2. Liga · 16. Spieltag
08.06.2026- Groß 1
- Silva 1
- Grodowski 1
- Honsak 2
- Krauß 1
- Lebeau 1
- Dietze 1
Was für ein wilder Ritt in der Domstadt! Wer am Samstagnachmittag ein taktisch diszipliniertes Geplänkel im Rhein-Energie-Stadion erwartet hatte, wurde im Stile eines echten Pokal-Thrillers eines Besseren belehrt. Der F.C. Hansa Rostock entführte nach einer spektakulären Aufholjagd ein verdientes 5:3 (1:2) aus Köln. Dabei bewiesen die Mecklenburger nach einem heftigen Zwischentief Nehmerqualitäten und überrollten die Geißböcke im zweiten Durchgang mit einer Zielstrebigkeit, die dem Kölner Party-Express jäh den Stecker zog.
Die Partie atmete von Beginn an pure Dynamik. Keine drei Minuten waren auf der Uhr, da zappelte das Leder bereits im Kölner Netz: Mathias Honsak (3.) schockte die Hausherren mit der blitzschnellen Rostocker Führung. Hansa blieb am Drücker, dominierte das Mittelfeld und zog ein gefälliges Kombinationsspiel auf. Doch Köln zeigte sich unbeeindruckt und verlegte sich auf das, was sie an diesem Tag meisterhaft beherrschten: brandgefährliche Konter. Grodowski (26.) und Silva (36.) stellten den Spielverlauf per Doppelschlag komplett auf den Kopf. Zu diesem Zeitpunkt schmeichelte die Führung den Kölnern nicht einmal – wer die Rostocker Lücken derart gnadenlos bespielte, hätte vor dem Pausentee sogar noch den einen oder anderen Treffer mehr nachlegen können.

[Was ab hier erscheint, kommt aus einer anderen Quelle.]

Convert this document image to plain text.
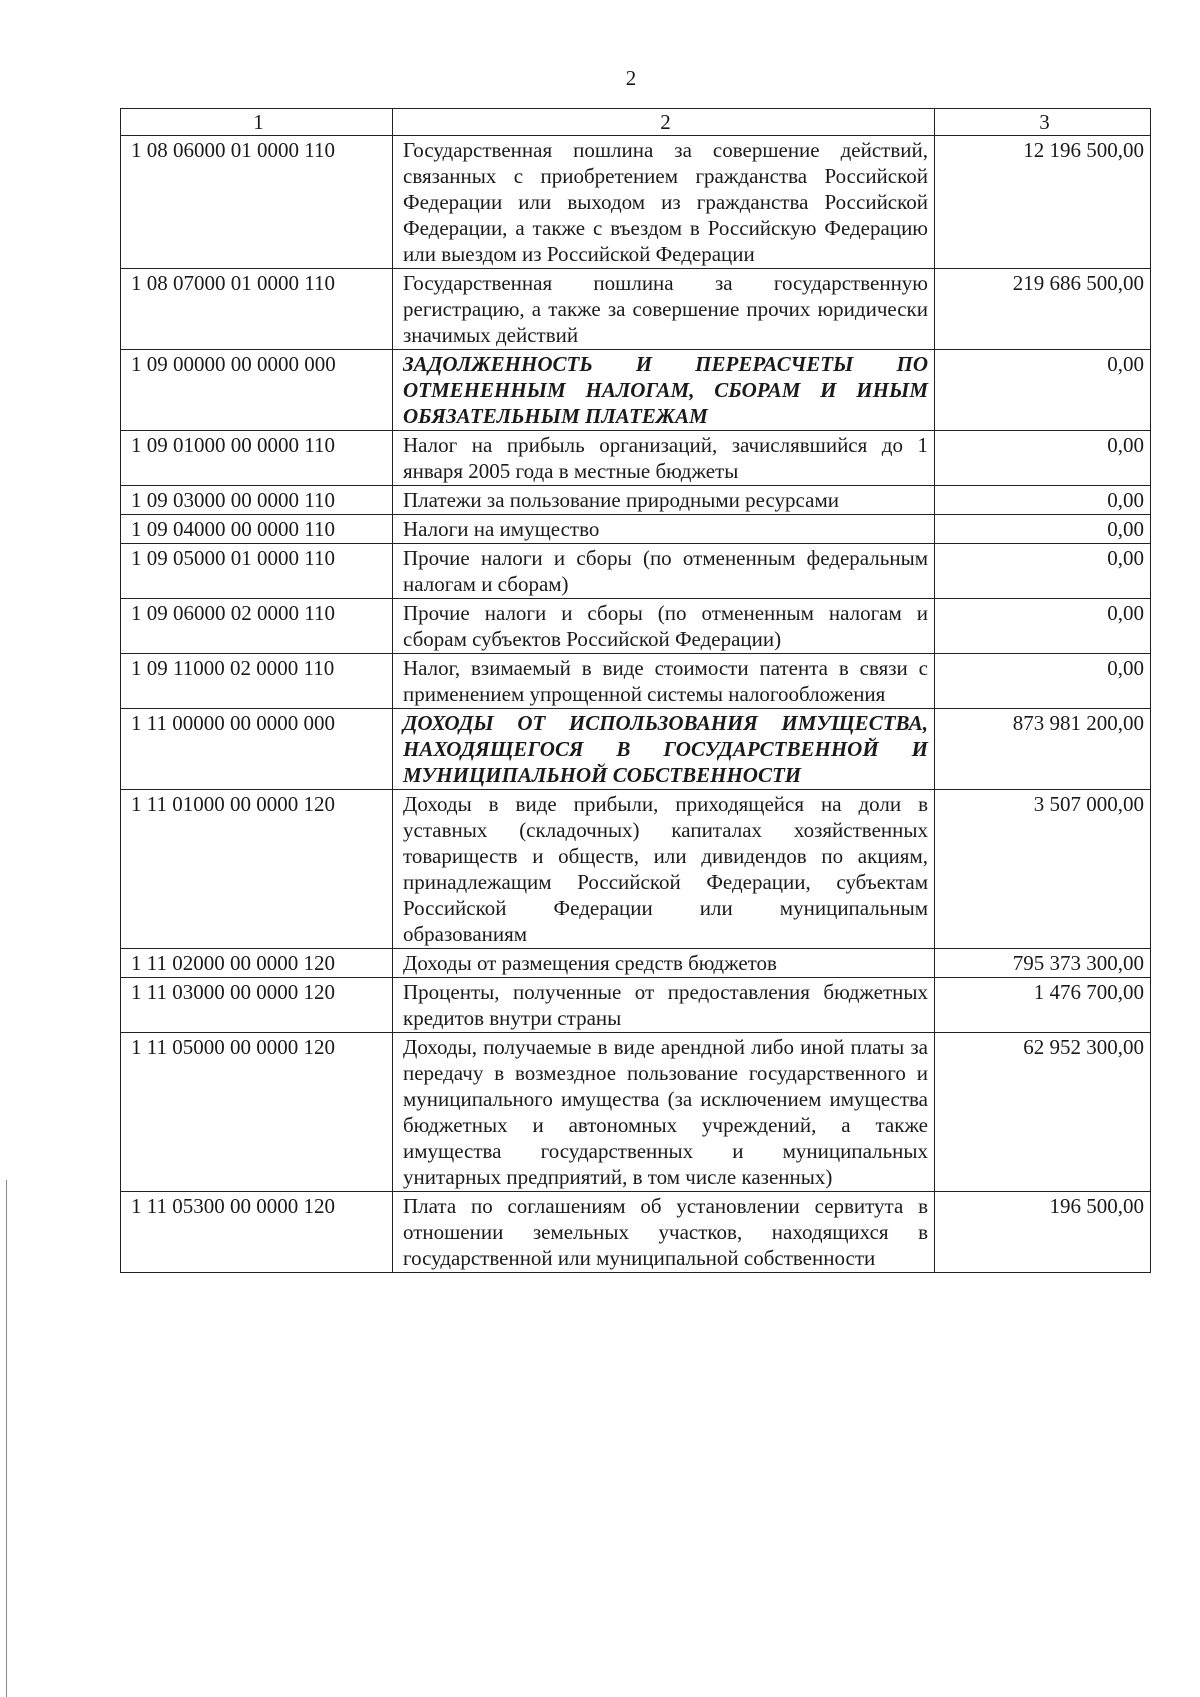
2
1	2	3
1 08 06000 01 0000 110	Государственная пошлина за совершение действий, связанных с приобретением гражданства Российской Федерации или выходом из гражданства Российской Федерации, а также с въездом в Российскую Федерацию или выездом из Российской Федерации	12 196 500,00
1 08 07000 01 0000 110	Государственная пошлина за государственную регистрацию, а также за совершение прочих юридически значимых действий	219 686 500,00
1 09 00000 00 0000 000	ЗАДОЛЖЕННОСТЬ И ПЕРЕРАСЧЕТЫ ПО ОТМЕНЕННЫМ НАЛОГАМ, СБОРАМ И ИНЫМ ОБЯЗАТЕЛЬНЫМ ПЛАТЕЖАМ	0,00
1 09 01000 00 0000 110	Налог на прибыль организаций, зачислявшийся до 1 января 2005 года в местные бюджеты	0,00
1 09 03000 00 0000 110	Платежи за пользование природными ресурсами	0,00
1 09 04000 00 0000 110	Налоги на имущество	0,00
1 09 05000 01 0000 110	Прочие налоги и сборы (по отмененным федеральным налогам и сборам)	0,00
1 09 06000 02 0000 110	Прочие налоги и сборы (по отмененным налогам и сборам субъектов Российской Федерации)	0,00
1 09 11000 02 0000 110	Налог, взимаемый в виде стоимости патента в связи с применением упрощенной системы налогообложения	0,00
1 11 00000 00 0000 000	ДОХОДЫ ОТ ИСПОЛЬЗОВАНИЯ ИМУЩЕСТВА, НАХОДЯЩЕГОСЯ В ГОСУДАРСТВЕННОЙ И МУНИЦИПАЛЬНОЙ СОБСТВЕННОСТИ	873 981 200,00
1 11 01000 00 0000 120	Доходы в виде прибыли, приходящейся на доли в уставных (складочных) капиталах хозяйственных товариществ и обществ, или дивидендов по акциям, принадлежащим Российской Федерации, субъектам Российской Федерации или муниципальным образованиям	3 507 000,00
1 11 02000 00 0000 120	Доходы от размещения средств бюджетов	795 373 300,00
1 11 03000 00 0000 120	Проценты, полученные от предоставления бюджетных кредитов внутри страны	1 476 700,00
1 11 05000 00 0000 120	Доходы, получаемые в виде арендной либо иной платы за передачу в возмездное пользование государственного и муниципального имущества (за исключением имущества бюджетных и автономных учреждений, а также имущества государственных и муниципальных унитарных предприятий, в том числе казенных)	62 952 300,00
1 11 05300 00 0000 120	Плата по соглашениям об установлении сервитута в отношении земельных участков, находящихся в государственной или муниципальной собственности	196 500,00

Als Groß (50.) kurz nach dem Seitenwechsel sogar auf 3:1 für den FC erhöhte, schien der Kölner Karneval perfekt. Doch ab diesem Moment besann sich die Kogge auf ihre ureigenen Tugenden. Hansa agierte fortan wesentlich geradliniger, galliger und schnürte die Kölner zunehmend in deren eigener Hälfte ein. Angetrieben vom überragenden Spieler des Spiels, Benno Dietze (Note 9,2), blies der FCH zur Attacke. Dietze (57.) selbst besorgte den psychologisch immens wichtigen Anschlusstreffer, ehe Tom Krauß (69.) das Spielgerät zum vielumjubelten Ausgleich in die Maschen drosch. Köln wankte nun merklich – und Hansa stach eiskalt nach: Erneut Honsak (77.) drehte das Match komplett, ehe Adrian Lebeau (90.) in der Schlussminute den finalen 5:3-Konterschlag setzte.
Ein Blick auf das statistische Trümmerfeld unterstreicht, warum der Rostocker Erfolg am Ende absolut in Ordnung geht. Ein xGoals-Wert von astronomischen 7,3 für Rostock gegenüber 3,3 auf Kölner Seite zeugt von der brutalen Qualität der Gelegenheiten, die sich die Gäste nach der Pause erarbeiteten. Die Kogge feuerte stolze 14-mal auf das Gehäuse, während Köln bei 9 Schüssen hängen blieb. Hansa diktierte das Geschehen über weite Strecken mit 58 % Ballbesitz und eroberte sich die Kugel dank einer giftigen Ballrückeroberungs-Zeit von rasanten 4 Sekunden (Köln: 9 Sekunden) im Handumdrehen zurück.
Dass Köln mit 168 Pässen und einer Passgenauigkeit von 88 % statistisch fein mitspielte (Hansa: 159 Pässe, 84 % Genauigkeit), nützte ihnen am Ende wenig, weil Hansa die gegnerische Kette mit einer überragenden Dribbling-Erfolgsquote von 95 % (Köln: 88 %) regelrecht zerlegte. In den giftigen Zweikämpfen (27 zu 20 für Köln) und bei den abgefangenen Bällen (19 zu 14) warfen die Domstädter zwar alles rein, doch gegen die Rostocker Schusspräzision im zweiten Durchgang halfen auch die 4 Paraden ihres Keepers nicht mehr weiter.
Spieler des Spiels: Benno Dietze (Note 9,2). Mit einem Tor und einer maßgeschneiderten Torvorlage war er der emotionale und spielerische Anführer der Rostocker Wiederauferstehung. Seine Ruhe am Ball und sein Auge für den Mitspieler machten ihn zum absoluten Albtraum der Kölner Hintermannschaft in Halbzeit zwei.